One might remember her as Shah Rukh Khan’s girlfriend in the 2006 remake of ‘Don’, the Khallas girl in ‘Company’ and more recently, as the protagonist in Lalit Marathe’s film, Shabri. Metrolife spoke to actress Isha Koppikar when she was in town recently.

Though she’s been off the radar for the last two years, she is ready to make her comeback, interestingly with her debut in the Marathi film industry. “I’m doing a Marathi film called Maat by Manohar Sarvankar. I realised that I’ve done a lot of Bollywood and South Indian films, but this was the one that was left,” says Isha, who has been busy learning the language. “It feels good to be coming back because acting is my first love. I love the camera,” she smiles.

She confesses that she is in love with the script and that the producer is fantastic. “Apart from films, I’m also getting into hospitality, which I’ve been working on for the last two years. That’s my baby and it should launch in the next couple of months,” she notes excitedly. 

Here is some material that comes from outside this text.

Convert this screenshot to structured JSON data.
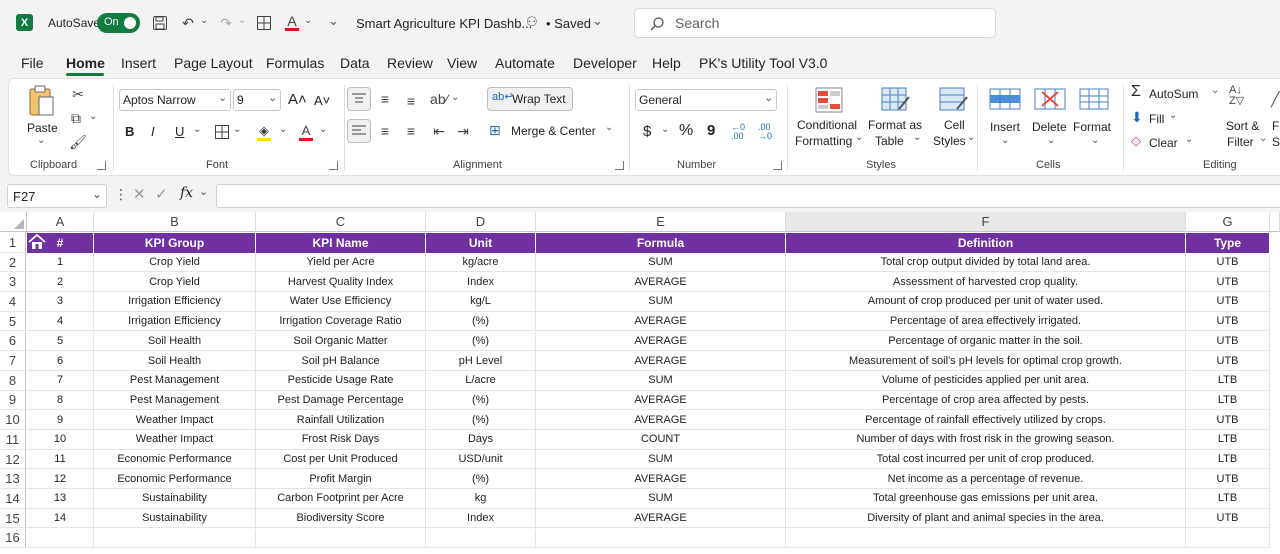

According to her, it’s necessary to be selective when picking a film to work on. “You have to look at how good the script and storyline is, how much potential it has as a film and of course, your role. The producer’s very important because it’s not only about how well you make a film, but also, how well it reaches the audience,” shares the 33-year-old, adding that her dream directors would be Steven Spielberg, Sanjay Leela Bhansali and Rajkumar Hirani.

The nature of challenges as an actress has enormously changed since she started her career in 1998 with Tamil film, Kaadhal Kavithai. But she owes this to the kind of films that are made right now. “People are accepting new ideas and thoughts. At the same time, they reject films without even thinking for a second how much has gone into its making. One just has to know the pulse of the audience and make whatever he or she wants to make with conviction,” explains the actress.

It’s hard for an outsider not to like Bangalore — and she is no different. She says, “I’m coming here after three years and I just love being back! I have lots of friends and relatives here. Plus, the food here’s fantastic. There was a place called Casa Picola, which used to be very nice. I’m planning to check out UB City as well.”

On the portrayal of women in films and item numbers, she believes that the trend will not come to a halt. “I don’t understand why anything that’s female-oriented should take a backseat. It’s not the woman’s fault but that of perverse men in this society. Corruption and netas, who are making stupid remarks, should be removed if we want to revolutionise the system,” she concludes.